Awakening From Wine and Gluttony
Proverbs 23:20-21 - A Neville Goddard interpretation
Read Proverbs 23 in context
Scripture Focus
Biblical Context
The verses warn not to indulge in wine or riotous eating; such excess leads to poverty and weariness.
Neville's Inner Vision
Viewed through the Neville lens, Proverbs 23:20-21 speaks not of others but of states of consciousness. 'Winebibbers' and 'riotous eaters' are inner appetites that seek to escape discomfort, dulling awareness rather than feeding Spirit. The 'drunkard' and the 'glutton' reveal a mind entangled with sensation, shrinking consciousness into poverty—poverty of perception and choice. 'Drowsiness' clothing a man with rags is the ego’s sleep, the slumber that hides the I AM from sight. Yet God, the I AM, remains present, and imagination can reframe the scene. By assuming the feeling of the awakened self—disciplined, alert, and unshakably whole—you revise the urge and restore inner balance.

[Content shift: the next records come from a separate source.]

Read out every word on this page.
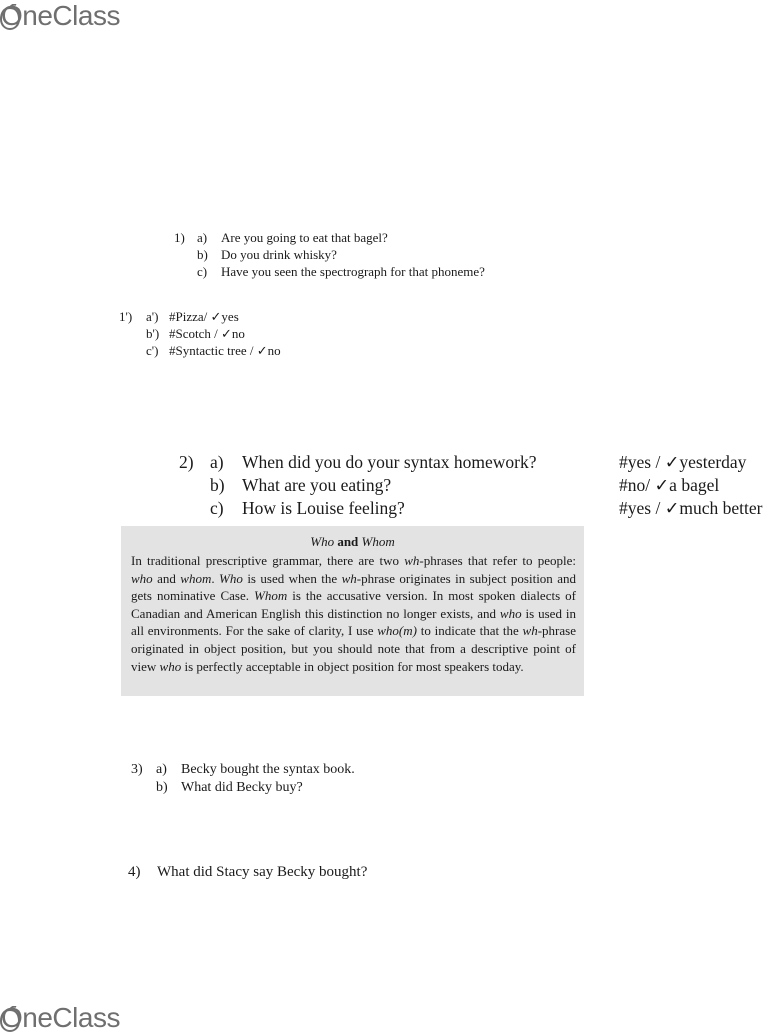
OneClass
1) a) Are you going to eat that bagel?
b) Do you drink whisky?
c) Have you seen the spectrograph for that phoneme?
1') a') #Pizza/ ✓yes
b') #Scotch / ✓no
c') #Syntactic tree / ✓no
2) a) When did you do your syntax homework?	#yes / ✓yesterday
b) What are you eating?	#no/ ✓a bagel
c) How is Louise feeling?	#yes / ✓much better
Who and Whom

In traditional prescriptive grammar, there are two wh-phrases that refer to people: who and whom. Who is used when the wh-phrase originates in subject position and gets nominative Case. Whom is the accusative version. In most spoken dialects of Canadian and American English this distinction no longer exists, and who is used in all environments. For the sake of clarity, I use who(m) to indicate that the wh-phrase originated in object position, but you should note that from a descriptive point of view who is perfectly acceptable in object position for most speakers today.

3) a) Becky bought the syntax book.
b) What did Becky buy?
4) What did Stacy say Becky bought?
OneClass
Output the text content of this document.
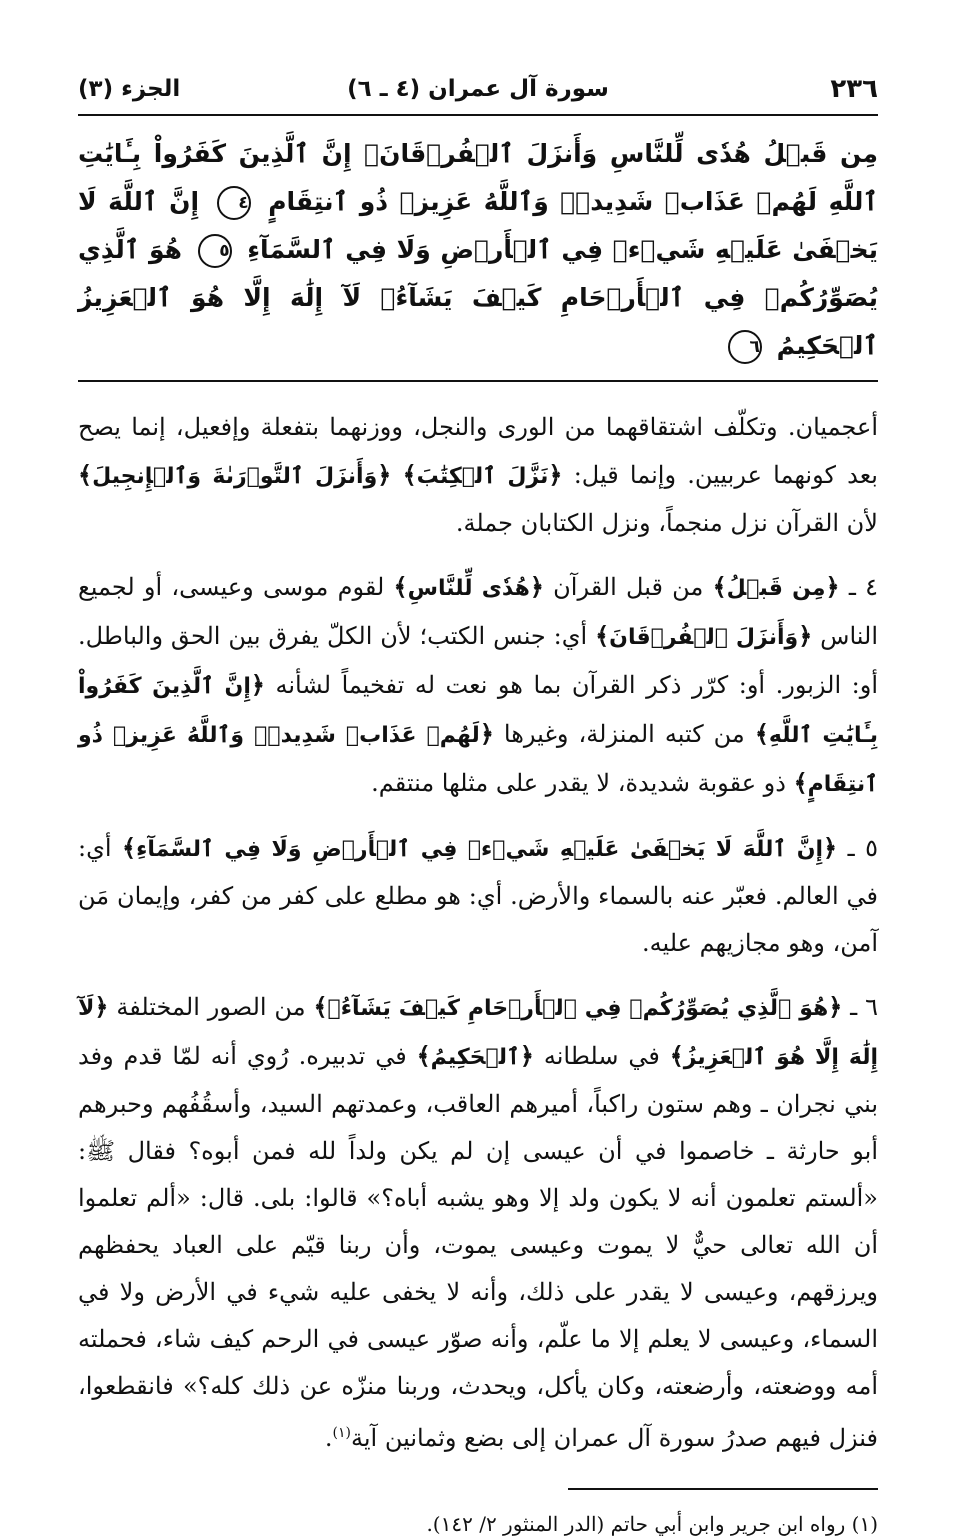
٢٣٦
سورة آل عمران (٤ ـ ٦)
الجزء (٣)
مِن قَبۡلُ هُدٗى لِّلنَّاسِ وَأَنزَلَ ٱلۡفُرۡقَانَۗ إِنَّ ٱلَّذِينَ كَفَرُواْ بِـَٔايَٰتِ ٱللَّهِ لَهُمۡ عَذَابٞ شَدِيدٞۗ وَٱللَّهُ عَزِيزٞ ذُو ٱنتِقَامٍ ٤ إِنَّ ٱللَّهَ لَا يَخۡفَىٰ عَلَيۡهِ شَيۡءٞ فِي ٱلۡأَرۡضِ وَلَا فِي ٱلسَّمَآءِ ٥ هُوَ ٱلَّذِي يُصَوِّرُكُمۡ فِي ٱلۡأَرۡحَامِ كَيۡفَ يَشَآءُۚ لَآ إِلَٰهَ إِلَّا هُوَ ٱلۡعَزِيزُ ٱلۡحَكِيمُ ٦

أعجميان. وتكلّف اشتقاقهما من الورى والنجل، ووزنهما بتفعلة وإفعيل، إنما يصح بعد كونهما عربيين. وإنما قيل: ﴿نَزَّلَ ٱلۡكِتَٰبَ﴾ ﴿وَأَنزَلَ ٱلتَّوۡرَىٰةَ وَٱلۡإِنجِيلَ﴾ لأن القرآن نزل منجماً، ونزل الكتابان جملة.

٤ ـ ﴿مِن قَبۡلُ﴾ من قبل القرآن ﴿هُدٗى لِّلنَّاسِ﴾ لقوم موسى وعيسى، أو لجميع الناس ﴿وَأَنزَلَ ٱلۡفُرۡقَانَ﴾ أي: جنس الكتب؛ لأن الكلّ يفرق بين الحق والباطل. أو: الزبور. أو: كرّر ذكر القرآن بما هو نعت له تفخيماً لشأنه ﴿إِنَّ ٱلَّذِينَ كَفَرُواْ بِـَٔايَٰتِ ٱللَّهِ﴾ من كتبه المنزلة، وغيرها ﴿لَهُمۡ عَذَابٞ شَدِيدٞۗ وَٱللَّهُ عَزِيزٞ ذُو ٱنتِقَامٍ﴾ ذو عقوبة شديدة، لا يقدر على مثلها منتقم.

٥ ـ ﴿إِنَّ ٱللَّهَ لَا يَخۡفَىٰ عَلَيۡهِ شَيۡءٞ فِي ٱلۡأَرۡضِ وَلَا فِي ٱلسَّمَآءِ﴾ أي: في العالم. فعبّر عنه بالسماء والأرض. أي: هو مطلع على كفر من كفر، وإيمان مَن آمن، وهو مجازيهم عليه.

٦ ـ ﴿هُوَ ٱلَّذِي يُصَوِّرُكُمۡ فِي ٱلۡأَرۡحَامِ كَيۡفَ يَشَآءُۚ﴾ من الصور المختلفة ﴿لَآ إِلَٰهَ إِلَّا هُوَ ٱلۡعَزِيزُ﴾ في سلطانه ﴿ٱلۡحَكِيمُ﴾ في تدبيره. رُوي أنه لمّا قدم وفد بني نجران ـ وهم ستون راكباً، أميرهم العاقب، وعمدتهم السيد، وأسقُفُهم وحبرهم أبو حارثة ـ خاصموا في أن عيسى إن لم يكن ولداً لله فمن أبوه؟ فقال ﷺ: «ألستم تعلمون أنه لا يكون ولد إلا وهو يشبه أباه؟» قالوا: بلى. قال: «ألم تعلموا أن الله تعالى حيٌّ لا يموت وعيسى يموت، وأن ربنا قيّم على العباد يحفظهم ويرزقهم، وعيسى لا يقدر على ذلك، وأنه لا يخفى عليه شيء في الأرض ولا في السماء، وعيسى لا يعلم إلا ما علّم، وأنه صوّر عيسى في الرحم كيف شاء، فحملته أمه ووضعته، وأرضعته، وكان يأكل، ويحدث، وربنا منزّه عن ذلك كله؟» فانقطعوا، فنزل فيهم صدرُ سورة آل عمران إلى بضع وثمانين آية$^{(١)}$.

(١) رواه ابن جرير وابن أبي حاتم (الدر المنثور ٢/ ١٤٢).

When you stop feeding the old self with external indulgence and dwell in the I AM, you observe cravings without surrender. Your world begins to re-align to this inner order; poverty dissolves as consciousness expands, and the rag-draped figure yields to a luminous, standing I.
Practice This Now
Imaginative act: Assume the feeling of the I AM now: I am awake and in control of my appetite. When urge surfaces, revise it by declaring 'I am the I AM' and feel calm, alert presence filling you.